While the Bill should address the differential between Irish and European rates, it should also be a little more ambitious and examine the whole credit system for the SME sector. A predecessor to the Tánaiste's Ministry, Michael Noonan, created a two-pillar banking system. Anyone who has studied leaving certificate economics will know that is a duopoly, where two large firms control virtually all aspects of the market, from where business is done to the terms and the cost of the credit. If the Government really wanted to allow for a better stream of credit into SMEs, it should have done what I would have thought was the Fine Gael instinct, namely, to create a functioning market with real competition. As for how that can be done, it would involve starting to free up the credit union system, which has access to significant chunks of money and to which the State has for years paid platitudes, saying that while it is a great organisation, the State does not really trust it when it comes to lending to the business sector.

The Government could also have taken a leaf out of Germany's book in respect of public banking. With the Sparkasse system, smaller banks, which are not systemically important if one of them does not survive, pour money back into their local enterprise system. I can never understand why such a successful banking and credit model as exists in Germany is such an anathema to Fine Gael's economic policy and why it does not allow that at least to become a component in getting credit into the system.
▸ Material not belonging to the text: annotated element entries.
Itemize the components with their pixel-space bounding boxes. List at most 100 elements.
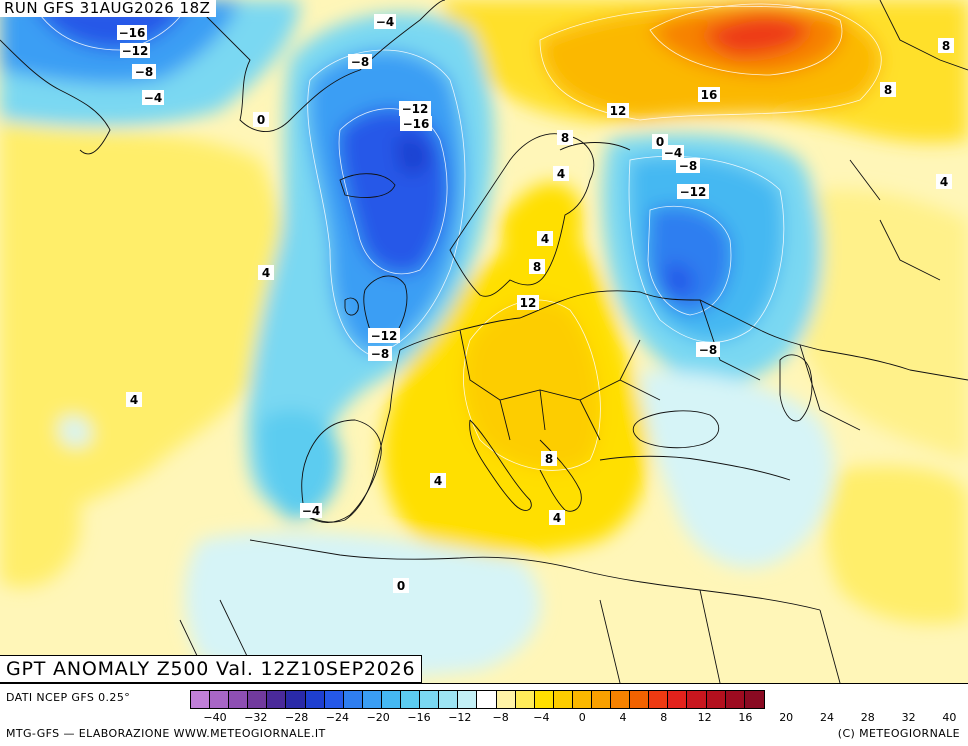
- svg-text:8: 8: [545, 452, 553, 466]
- color-scale-tick-label: −40: [203, 711, 227, 724]
- contour-label: −12: [120, 43, 150, 58]
- contour-label: 4: [553, 166, 569, 181]
- contour-label: 4: [936, 174, 952, 189]
- svg-text:4: 4: [130, 393, 138, 407]
- contour-label: 12: [607, 103, 629, 118]
- copyright: (C) METEOGIORNALE: [837, 727, 960, 740]
- data-source: DATI NCEP GFS 0.25°: [6, 691, 131, 704]
- contour-label: 4: [126, 392, 142, 407]
- color-swatch: [439, 691, 459, 708]
- color-swatch: [401, 691, 421, 708]
- contour-label: 8: [938, 38, 954, 53]
- footer-credit: MTG-GFS — ELABORAZIONE WWW.METEOGIORNALE…: [6, 727, 326, 740]
- svg-text:0: 0: [656, 135, 664, 149]
- color-swatch: [229, 691, 249, 708]
- contour-label: 4: [549, 510, 565, 525]
- svg-text:8: 8: [942, 39, 950, 53]
- contour-label: −8: [132, 64, 156, 79]
- svg-text:4: 4: [940, 175, 948, 189]
- contour-label: −12: [368, 328, 400, 343]
- contour-label: 0: [253, 112, 269, 127]
- svg-text:4: 4: [557, 167, 565, 181]
- svg-text:−16: −16: [119, 26, 146, 40]
- svg-text:−4: −4: [664, 146, 682, 160]
- contour-labels: −4 −16 −12 −8 −4 −8 0 −12 −16 8 16 12 8 …: [117, 14, 954, 593]
- contour-label: 8: [541, 451, 557, 466]
- color-scale: [190, 690, 765, 709]
- color-swatch: [611, 691, 631, 708]
- contour-label: −8: [676, 158, 700, 173]
- color-swatch: [496, 691, 516, 708]
- color-scale-ticks: −40 −32 −28 −24 −20 −16 −12 −8 −4 0 4 8 12 16 20 24 28 32…: [190, 711, 966, 725]
- svg-text:−8: −8: [699, 343, 717, 357]
- color-scale-tick-label: −28: [284, 711, 309, 724]
- svg-text:0: 0: [397, 579, 405, 593]
- color-swatch: [248, 691, 268, 708]
- svg-text:−8: −8: [351, 55, 369, 69]
- contour-label: −4: [300, 503, 322, 518]
- color-swatch: [477, 691, 497, 708]
- color-scale-tick-label: −20: [366, 711, 390, 724]
- color-swatch: [420, 691, 440, 708]
- svg-text:4: 4: [262, 266, 270, 280]
- color-swatch: [668, 691, 688, 708]
- color-swatch: [362, 691, 382, 708]
- map-title: GPT ANOMALY Z500 Val. 12Z10SEP2026: [0, 655, 423, 683]
- svg-text:−8: −8: [371, 347, 389, 361]
- contour-label: 16: [698, 87, 720, 102]
- color-scale-tick-label: 4: [619, 711, 627, 724]
- svg-text:4: 4: [553, 511, 561, 525]
- color-scale-tick-label: −8: [492, 711, 509, 724]
- svg-text:8: 8: [561, 131, 569, 145]
- contour-label: 12: [517, 295, 539, 310]
- svg-text:−16: −16: [403, 117, 430, 131]
- contour-label: 8: [557, 130, 573, 145]
- color-scale-tick-label: 24: [820, 711, 834, 724]
- svg-text:−8: −8: [679, 159, 697, 173]
- svg-text:−4: −4: [376, 15, 394, 29]
- svg-text:−8: −8: [135, 65, 153, 79]
- contour-label: 4: [537, 231, 553, 246]
- color-swatch: [725, 691, 745, 708]
- contour-label: −4: [374, 14, 396, 29]
- color-scale-tick-label: 40: [942, 711, 957, 724]
- contour-label: −16: [117, 25, 147, 40]
- color-scale-tick-label: −32: [244, 711, 268, 724]
- svg-text:−12: −12: [402, 102, 429, 116]
- svg-text:8: 8: [533, 260, 541, 274]
- color-scale-tick-label: 0: [578, 711, 586, 724]
- color-scale-tick-label: 8: [660, 711, 668, 724]
- color-scale-tick-label: 16: [738, 711, 753, 724]
- contour-label: −16: [400, 116, 432, 131]
- color-swatch: [267, 691, 287, 708]
- color-swatch: [630, 691, 650, 708]
- color-scale-tick-label: −24: [325, 711, 349, 724]
- contour-label: 0: [393, 578, 409, 593]
- color-swatch: [343, 691, 363, 708]
- contour-label: −8: [696, 342, 720, 357]
- color-swatch: [286, 691, 306, 708]
- svg-text:16: 16: [701, 88, 718, 102]
- color-scale-tick-label: 12: [697, 711, 712, 724]
- contour-label: −4: [142, 90, 164, 105]
- contour-label: 8: [880, 82, 896, 97]
- svg-text:−4: −4: [144, 91, 162, 105]
- svg-text:−12: −12: [122, 44, 149, 58]
- color-swatch: [324, 691, 344, 708]
- svg-text:12: 12: [520, 296, 537, 310]
- svg-text:12: 12: [610, 104, 627, 118]
- contour-label: −8: [368, 346, 392, 361]
- contour-label: −12: [399, 101, 431, 116]
- legend-panel: DATI NCEP GFS 0.25° −40 −32 −28 −24 −20 −16 −1…: [0, 683, 968, 746]
- color-swatch: [572, 691, 592, 708]
- contour-label: 8: [529, 259, 545, 274]
- contour-label: −4: [662, 145, 684, 160]
- svg-text:−4: −4: [302, 504, 320, 518]
- color-swatch: [458, 691, 478, 708]
- color-scale-tick-label: −12: [448, 711, 472, 724]
- color-swatch: [687, 691, 707, 708]
- svg-text:4: 4: [434, 474, 442, 488]
- run-label: RUN GFS 31AUG2026 18Z: [0, 0, 217, 17]
- color-swatch: [553, 691, 573, 708]
- svg-text:−12: −12: [371, 329, 398, 343]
The Tánaiste mentioned online vouchers. Ireland is one of the highest online spending nations on the planet. Much more money has migrated online in just the past few months than ever existed before. Much of that money leaves and is lost to the country. The Tánaiste needs to be far more aggressive and ambitious about getting SMEs online, either in a marketing or e-commerce fashion. Whole towns and villages should be online so that when a person wants to buy a book, he or she does not go to Amazon but rather to a small to medium-sized bookseller in the local town.